Bulk and migration import of Hive metadata

The existing sequential import of Hive metadata into Apache Atlas is time consuming. The new bulk and migration import process which creates a ZIP file first and then runs the Atlas bulk import using the ZIP file, improves performance and is faster. An improvised method to import Hive metadata into Atlas is now available.

The previous version of Hive Metadata import was a sequential import into Atlas. The time taken for manual import of databases to the Atlas system consumes more time. With the need to import more databases, additional time is consumed in completing the import process and the process takes longer to complete.

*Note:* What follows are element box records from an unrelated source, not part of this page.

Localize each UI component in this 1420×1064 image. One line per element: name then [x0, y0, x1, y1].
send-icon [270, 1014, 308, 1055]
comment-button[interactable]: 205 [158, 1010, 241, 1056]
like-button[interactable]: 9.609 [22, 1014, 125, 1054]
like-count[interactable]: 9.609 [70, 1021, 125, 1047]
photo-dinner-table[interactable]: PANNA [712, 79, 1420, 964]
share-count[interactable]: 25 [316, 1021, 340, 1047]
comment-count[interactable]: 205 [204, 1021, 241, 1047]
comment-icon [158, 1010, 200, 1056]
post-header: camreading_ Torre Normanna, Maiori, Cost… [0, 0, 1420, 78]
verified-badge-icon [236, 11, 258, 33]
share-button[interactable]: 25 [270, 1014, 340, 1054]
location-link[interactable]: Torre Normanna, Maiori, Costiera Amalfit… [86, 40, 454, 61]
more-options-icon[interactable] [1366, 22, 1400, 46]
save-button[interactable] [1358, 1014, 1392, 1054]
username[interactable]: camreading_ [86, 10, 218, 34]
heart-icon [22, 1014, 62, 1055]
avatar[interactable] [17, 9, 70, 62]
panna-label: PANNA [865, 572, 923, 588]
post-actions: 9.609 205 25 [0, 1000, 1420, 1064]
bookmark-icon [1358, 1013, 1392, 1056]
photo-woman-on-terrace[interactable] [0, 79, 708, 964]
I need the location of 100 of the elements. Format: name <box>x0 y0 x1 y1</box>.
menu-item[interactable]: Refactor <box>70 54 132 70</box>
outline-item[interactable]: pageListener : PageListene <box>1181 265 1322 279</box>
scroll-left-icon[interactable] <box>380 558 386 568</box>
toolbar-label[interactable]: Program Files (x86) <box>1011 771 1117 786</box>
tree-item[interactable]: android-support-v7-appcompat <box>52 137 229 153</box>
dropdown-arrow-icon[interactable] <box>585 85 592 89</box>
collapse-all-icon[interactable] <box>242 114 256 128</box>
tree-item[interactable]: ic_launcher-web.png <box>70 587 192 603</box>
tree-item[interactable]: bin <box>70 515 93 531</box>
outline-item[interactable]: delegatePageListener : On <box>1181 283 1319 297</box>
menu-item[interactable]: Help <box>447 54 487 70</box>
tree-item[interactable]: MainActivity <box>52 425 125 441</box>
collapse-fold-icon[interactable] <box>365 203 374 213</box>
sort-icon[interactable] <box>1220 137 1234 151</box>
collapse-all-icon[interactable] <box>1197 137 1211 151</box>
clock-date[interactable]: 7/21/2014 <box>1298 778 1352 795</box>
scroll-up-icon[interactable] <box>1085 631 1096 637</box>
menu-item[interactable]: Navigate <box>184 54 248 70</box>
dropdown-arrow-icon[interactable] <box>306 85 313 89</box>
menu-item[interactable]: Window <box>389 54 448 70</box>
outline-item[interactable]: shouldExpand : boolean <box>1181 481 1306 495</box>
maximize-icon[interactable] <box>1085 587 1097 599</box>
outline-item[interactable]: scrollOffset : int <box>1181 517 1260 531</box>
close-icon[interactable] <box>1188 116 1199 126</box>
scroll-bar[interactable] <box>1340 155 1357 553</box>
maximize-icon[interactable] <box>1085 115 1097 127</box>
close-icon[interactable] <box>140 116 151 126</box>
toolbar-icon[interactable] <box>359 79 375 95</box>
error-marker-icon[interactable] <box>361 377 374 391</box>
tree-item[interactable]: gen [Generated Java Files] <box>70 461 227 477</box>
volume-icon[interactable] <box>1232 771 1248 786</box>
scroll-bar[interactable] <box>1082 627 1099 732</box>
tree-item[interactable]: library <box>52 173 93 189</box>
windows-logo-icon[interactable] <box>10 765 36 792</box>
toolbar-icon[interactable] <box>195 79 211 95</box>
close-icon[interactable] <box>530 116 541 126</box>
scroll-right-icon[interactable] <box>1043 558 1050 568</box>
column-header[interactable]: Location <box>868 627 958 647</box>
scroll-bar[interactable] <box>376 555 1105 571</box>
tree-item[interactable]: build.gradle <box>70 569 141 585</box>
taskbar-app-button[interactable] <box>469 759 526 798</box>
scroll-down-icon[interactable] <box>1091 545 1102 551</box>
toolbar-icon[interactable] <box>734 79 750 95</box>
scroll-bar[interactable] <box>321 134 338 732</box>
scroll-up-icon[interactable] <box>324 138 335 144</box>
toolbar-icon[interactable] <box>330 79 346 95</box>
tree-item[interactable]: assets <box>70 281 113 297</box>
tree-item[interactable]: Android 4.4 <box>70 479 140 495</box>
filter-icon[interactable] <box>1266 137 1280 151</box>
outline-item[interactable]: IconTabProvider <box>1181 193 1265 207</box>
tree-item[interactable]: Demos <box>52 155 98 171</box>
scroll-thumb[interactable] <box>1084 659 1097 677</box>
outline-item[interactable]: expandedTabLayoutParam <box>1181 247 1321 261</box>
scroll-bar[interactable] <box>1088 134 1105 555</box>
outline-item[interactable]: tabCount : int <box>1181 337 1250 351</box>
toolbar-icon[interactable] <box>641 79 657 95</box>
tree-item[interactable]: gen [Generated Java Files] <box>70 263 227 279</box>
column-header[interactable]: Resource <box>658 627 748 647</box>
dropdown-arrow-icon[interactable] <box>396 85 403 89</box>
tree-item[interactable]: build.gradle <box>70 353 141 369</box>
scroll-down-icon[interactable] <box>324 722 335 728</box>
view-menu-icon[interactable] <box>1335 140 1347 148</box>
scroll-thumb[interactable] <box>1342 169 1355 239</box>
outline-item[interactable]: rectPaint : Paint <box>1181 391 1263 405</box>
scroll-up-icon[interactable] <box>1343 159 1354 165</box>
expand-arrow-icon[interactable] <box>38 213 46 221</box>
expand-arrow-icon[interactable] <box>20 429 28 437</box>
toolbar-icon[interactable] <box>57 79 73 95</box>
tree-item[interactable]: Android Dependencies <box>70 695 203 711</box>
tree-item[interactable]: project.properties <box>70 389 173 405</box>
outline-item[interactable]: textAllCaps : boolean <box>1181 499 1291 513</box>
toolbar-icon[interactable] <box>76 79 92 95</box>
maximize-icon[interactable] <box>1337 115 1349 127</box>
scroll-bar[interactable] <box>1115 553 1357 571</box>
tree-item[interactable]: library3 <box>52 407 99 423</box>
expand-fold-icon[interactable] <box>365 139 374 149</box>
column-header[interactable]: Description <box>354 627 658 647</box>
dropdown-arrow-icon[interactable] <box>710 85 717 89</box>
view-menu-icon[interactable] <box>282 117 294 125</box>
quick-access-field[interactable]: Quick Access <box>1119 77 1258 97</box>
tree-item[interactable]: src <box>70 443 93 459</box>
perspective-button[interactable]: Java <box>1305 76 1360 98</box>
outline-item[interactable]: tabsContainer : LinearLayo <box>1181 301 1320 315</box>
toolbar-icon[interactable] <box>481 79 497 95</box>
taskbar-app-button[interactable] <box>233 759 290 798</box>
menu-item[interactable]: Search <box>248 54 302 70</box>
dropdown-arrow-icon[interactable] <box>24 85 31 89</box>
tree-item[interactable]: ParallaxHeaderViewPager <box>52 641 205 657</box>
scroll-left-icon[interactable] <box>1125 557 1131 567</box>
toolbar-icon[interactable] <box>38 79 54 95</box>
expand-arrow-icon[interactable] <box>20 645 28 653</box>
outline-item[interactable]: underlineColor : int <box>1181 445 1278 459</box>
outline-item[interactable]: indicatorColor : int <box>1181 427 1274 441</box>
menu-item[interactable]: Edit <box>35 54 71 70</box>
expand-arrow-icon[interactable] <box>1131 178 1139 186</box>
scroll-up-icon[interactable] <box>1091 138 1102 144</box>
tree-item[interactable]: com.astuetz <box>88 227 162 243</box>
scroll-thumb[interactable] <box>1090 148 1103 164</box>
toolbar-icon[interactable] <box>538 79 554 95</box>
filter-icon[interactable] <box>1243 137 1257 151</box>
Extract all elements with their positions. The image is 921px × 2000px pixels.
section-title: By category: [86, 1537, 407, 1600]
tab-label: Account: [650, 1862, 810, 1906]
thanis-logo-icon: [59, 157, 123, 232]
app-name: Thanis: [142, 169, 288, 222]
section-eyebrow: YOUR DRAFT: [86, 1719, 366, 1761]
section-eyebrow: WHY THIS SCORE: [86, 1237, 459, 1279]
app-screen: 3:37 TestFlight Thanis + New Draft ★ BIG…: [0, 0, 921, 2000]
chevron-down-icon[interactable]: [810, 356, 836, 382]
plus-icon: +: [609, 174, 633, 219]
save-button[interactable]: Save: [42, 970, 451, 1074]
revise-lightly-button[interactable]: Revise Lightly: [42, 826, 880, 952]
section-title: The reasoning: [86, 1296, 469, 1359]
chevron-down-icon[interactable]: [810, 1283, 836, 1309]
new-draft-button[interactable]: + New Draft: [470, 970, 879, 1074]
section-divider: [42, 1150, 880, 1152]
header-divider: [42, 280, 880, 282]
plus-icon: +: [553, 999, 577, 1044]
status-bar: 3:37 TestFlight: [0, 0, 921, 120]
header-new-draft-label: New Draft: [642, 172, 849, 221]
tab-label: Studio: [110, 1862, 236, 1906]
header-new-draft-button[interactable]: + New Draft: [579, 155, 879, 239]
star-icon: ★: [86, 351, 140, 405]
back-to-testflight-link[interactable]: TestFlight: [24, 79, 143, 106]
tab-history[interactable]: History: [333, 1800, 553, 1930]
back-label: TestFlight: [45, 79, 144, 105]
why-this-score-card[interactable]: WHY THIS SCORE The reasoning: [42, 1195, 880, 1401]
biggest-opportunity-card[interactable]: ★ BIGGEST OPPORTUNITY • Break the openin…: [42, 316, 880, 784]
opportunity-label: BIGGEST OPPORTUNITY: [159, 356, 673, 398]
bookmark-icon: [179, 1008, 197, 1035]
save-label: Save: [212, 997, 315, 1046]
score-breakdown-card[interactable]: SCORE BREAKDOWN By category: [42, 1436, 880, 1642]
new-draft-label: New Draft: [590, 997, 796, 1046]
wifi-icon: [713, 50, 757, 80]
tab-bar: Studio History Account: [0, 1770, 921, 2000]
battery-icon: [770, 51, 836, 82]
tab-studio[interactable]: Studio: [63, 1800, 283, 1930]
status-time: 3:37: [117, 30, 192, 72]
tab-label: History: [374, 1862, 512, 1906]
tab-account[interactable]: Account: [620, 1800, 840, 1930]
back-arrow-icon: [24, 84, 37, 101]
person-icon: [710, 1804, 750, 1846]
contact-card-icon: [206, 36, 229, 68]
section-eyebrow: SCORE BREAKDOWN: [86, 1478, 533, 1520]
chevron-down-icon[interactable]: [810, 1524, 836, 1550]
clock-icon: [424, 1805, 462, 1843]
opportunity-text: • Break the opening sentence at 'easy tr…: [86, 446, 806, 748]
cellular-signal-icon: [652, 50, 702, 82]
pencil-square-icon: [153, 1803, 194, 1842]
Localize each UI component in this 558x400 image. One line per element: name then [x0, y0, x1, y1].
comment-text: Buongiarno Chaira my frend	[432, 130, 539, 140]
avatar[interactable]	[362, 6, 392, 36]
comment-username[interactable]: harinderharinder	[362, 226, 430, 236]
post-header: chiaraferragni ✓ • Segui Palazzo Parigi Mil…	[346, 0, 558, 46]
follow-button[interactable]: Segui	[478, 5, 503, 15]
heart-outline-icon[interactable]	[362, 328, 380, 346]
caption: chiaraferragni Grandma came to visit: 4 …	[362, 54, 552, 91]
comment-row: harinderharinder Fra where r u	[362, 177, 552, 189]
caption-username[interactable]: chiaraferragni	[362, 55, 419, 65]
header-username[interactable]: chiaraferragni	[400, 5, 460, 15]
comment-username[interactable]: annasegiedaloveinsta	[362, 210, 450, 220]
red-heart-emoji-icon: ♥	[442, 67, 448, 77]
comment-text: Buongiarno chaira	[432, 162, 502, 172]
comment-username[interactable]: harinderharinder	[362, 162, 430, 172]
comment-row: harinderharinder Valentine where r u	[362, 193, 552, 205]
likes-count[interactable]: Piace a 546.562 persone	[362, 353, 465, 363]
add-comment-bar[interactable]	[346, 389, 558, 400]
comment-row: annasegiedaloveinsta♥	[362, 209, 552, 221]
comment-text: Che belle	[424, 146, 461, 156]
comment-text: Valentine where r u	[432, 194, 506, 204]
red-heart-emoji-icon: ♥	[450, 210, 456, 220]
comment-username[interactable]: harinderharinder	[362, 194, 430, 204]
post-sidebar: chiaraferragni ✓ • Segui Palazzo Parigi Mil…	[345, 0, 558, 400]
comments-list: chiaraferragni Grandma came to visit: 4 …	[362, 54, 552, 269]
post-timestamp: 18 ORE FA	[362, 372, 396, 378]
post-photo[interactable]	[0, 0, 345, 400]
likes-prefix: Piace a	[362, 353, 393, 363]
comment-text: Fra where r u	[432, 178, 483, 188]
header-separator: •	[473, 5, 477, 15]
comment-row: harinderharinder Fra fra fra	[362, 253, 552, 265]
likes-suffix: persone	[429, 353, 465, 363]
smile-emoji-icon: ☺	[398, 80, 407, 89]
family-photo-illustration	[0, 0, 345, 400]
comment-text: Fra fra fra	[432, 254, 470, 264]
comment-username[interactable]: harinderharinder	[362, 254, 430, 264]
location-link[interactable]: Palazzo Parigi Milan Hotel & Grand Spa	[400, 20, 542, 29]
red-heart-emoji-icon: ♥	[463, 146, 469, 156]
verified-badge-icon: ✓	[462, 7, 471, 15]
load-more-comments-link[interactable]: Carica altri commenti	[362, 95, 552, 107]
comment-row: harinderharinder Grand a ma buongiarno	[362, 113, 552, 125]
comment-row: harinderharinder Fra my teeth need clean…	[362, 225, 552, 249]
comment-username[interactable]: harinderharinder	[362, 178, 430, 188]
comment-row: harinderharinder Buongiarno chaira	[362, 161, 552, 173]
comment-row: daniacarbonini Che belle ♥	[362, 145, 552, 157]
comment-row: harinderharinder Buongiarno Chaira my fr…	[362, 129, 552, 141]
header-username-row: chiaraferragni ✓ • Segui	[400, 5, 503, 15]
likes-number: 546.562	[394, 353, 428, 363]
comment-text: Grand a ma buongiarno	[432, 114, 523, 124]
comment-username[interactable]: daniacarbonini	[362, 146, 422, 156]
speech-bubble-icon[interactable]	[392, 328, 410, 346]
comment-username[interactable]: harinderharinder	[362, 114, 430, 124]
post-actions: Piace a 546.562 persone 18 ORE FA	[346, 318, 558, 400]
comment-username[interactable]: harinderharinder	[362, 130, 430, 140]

Instead of Atlas sequential import, this update enables you to import without the Atlas interaction, where the existing Hive import is updated to import the Hive databases and/or tables into ZIP files. And later, you can import the ZIP file into Atlas using a bulk or migration import process.

By default, the enhanced Hive metadata import creates the ZIP file and then automatically runs Atlas bulk import using the same ZIP file.

As an example, use the following commands to perform the enhanced new Hive metadata import.

./import-hive.sh -t hive_db_vxofz.hive_table_tmwos -o /tmp/import.zip

Optionally, you can perform Hive metadata import using the following two phases separately to use either the bulk or migration import process:

Create the Hive metadata export ZIP file.
Use the exported ZIP file to run the bulk or migration import process for Atlas.

As an example, use the following commands to perform the new Hive metadata import in phases.

To create the Hive metadata export ZIP file, run the following command:

./import-hive.sh -i -t hive_db_vxofz.hive_table_tmwos -o /tmp/import.zip


Option	Description
`-o or --output`	Used to create the ZIP file. If you specify a ZIP file followed by the `-o` option, it creates the ZIP file. If you provide only a path, then by default this option tries to create a `import-hive-output.zip` file inside the path. If the ZIP file already exists, the import process fails.
`-i or --ignorebulkImport`	Used to ignore the second phase, that is the bulk import execution (the default behavior is to invoke the bulk import process)

To Import the create a ZIP file using bulk import, use the CURL command:
cat > /tmp/importOptions.json
{"options":{"updateTypeDefinition":"false", "format":"zipDirect", "size":"1"}} kinit -kt /cdep/keytabs/atlas.keytab atlas
curl -k --negotiate -u : -X POST
'https://quasar-cgfwjs-1.quasar-cgfwjs.root.hwx.site:31443/api/atlas/admin/import' --form 'request=@/tmp/importOptions.json' --form 'data=@/tmp/import.zip’
Instead of the bulk import, run the migration import process and follow the Migration import documentation.

note
While performing the import operation using the API with this enhancement, the deleteNonExisting option is not supported. For example, when you create tables in a database, perform an import, and drop the table, and later perform an import with deleteNonExisting, the dropped table status shows as “Active” in Atlas. You must perform this operation using the previous version of Hive Metadata import.